Health systems are reviewing their pandemic-fueled investments in telehealth. As a result, organizations are asking how their virtual urgent care strategically connects to their network goals. Most organizations recognize that the patient’s ability to schedule seamlessly online is a satisfier and can be a competitive advantage in the market. The digital front door of an organization not only provides digital access to care but also provides the patient with a hint at the quality they will receive. If a patient's user experience is fragmented and clunky, patients may correlate that experience to the quality of care that they receive. As fair or unfair as that may be, patients are accustomed to making that determination in other industries such as banking, shopping, etc.

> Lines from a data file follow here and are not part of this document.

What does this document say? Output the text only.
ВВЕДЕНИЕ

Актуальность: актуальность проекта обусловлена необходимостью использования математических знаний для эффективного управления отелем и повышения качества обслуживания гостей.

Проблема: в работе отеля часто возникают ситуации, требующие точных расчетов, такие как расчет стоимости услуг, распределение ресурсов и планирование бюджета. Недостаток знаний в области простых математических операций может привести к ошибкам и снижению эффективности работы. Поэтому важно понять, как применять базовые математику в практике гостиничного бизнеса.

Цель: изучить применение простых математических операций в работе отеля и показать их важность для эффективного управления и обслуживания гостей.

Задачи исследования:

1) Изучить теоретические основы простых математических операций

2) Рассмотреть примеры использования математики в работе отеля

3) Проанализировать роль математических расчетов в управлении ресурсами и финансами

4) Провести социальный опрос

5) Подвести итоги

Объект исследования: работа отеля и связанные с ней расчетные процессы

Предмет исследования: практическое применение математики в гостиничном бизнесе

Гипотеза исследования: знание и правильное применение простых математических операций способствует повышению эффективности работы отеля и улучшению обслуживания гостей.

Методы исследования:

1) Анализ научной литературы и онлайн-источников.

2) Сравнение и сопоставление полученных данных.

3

As a health system evaluates its virtual urgent care, it is vital to consider the user’s experience. A clean virtual urgent care experience gives insight to the patient as to how that health system will navigate other more complex patient care journeys. There are levels to patients' experience, and a health system may need to partner with someone other than their EMR to help deliver a desirable user experience.
As health systems review their virtual urgent care’s connection to the network's strategy, consider if the virtual urgent care offering is its own department with its own staff. The pandemic unveiled many things as most providers shifted to virtual care. There are effective virtualists, and there are others who are less effective.
A community health network located in central Indiana had nearly 100 providers rotating through the virtual urgent care department at the height of the pandemic. This allowed the system to look for distinctions in provider productivity and patient satisfaction. High-performing virtualists were offered full-time positions within the department. This helps to improve the patient experience and produces repeat users.
Tracking and trending data from your virtual urgent care is vital to understanding the value this department brings. Patient satisfaction, utilization, new patient acquisition to the network, and wait times are just a few data points to track. Sharing these data points helps to support the department’s connection to the organization's strategy. New patient growth is a goal for most health system’s primary care networks. Through data analytics, many health systems can show the value of a new patient acquired from their virtual urgent care by tracking the charges incurred after the initial exposure to the health system.
Tracking and Trending Data from Your Virtual Urgent Care Is Vital to Understanding the Value this Department Brings
Where health systems position their virtual urgent care can be the difference between a department competitor and a department producer. As organizations are reimaging their primary care delivery program, they should consider if their on-demand services, such as retail health and convenience care, compete internally with their physicians for productivity. Primary care panels can expand when fewer same-day sick spots are utilized. Positioning this department with an integrated primary care strategy helps to connect new patients to the system and removes internal friction from patients seen through this modality.
Finally, and most importantly, what do patients of the health system think of this service? Health systems should review the number of repeat patients to the number of new patients. A department attracting 35 percent of new patients and seeing 65 percent repeat visits in a month shows good growth and retention. Over time, that percentage may vary.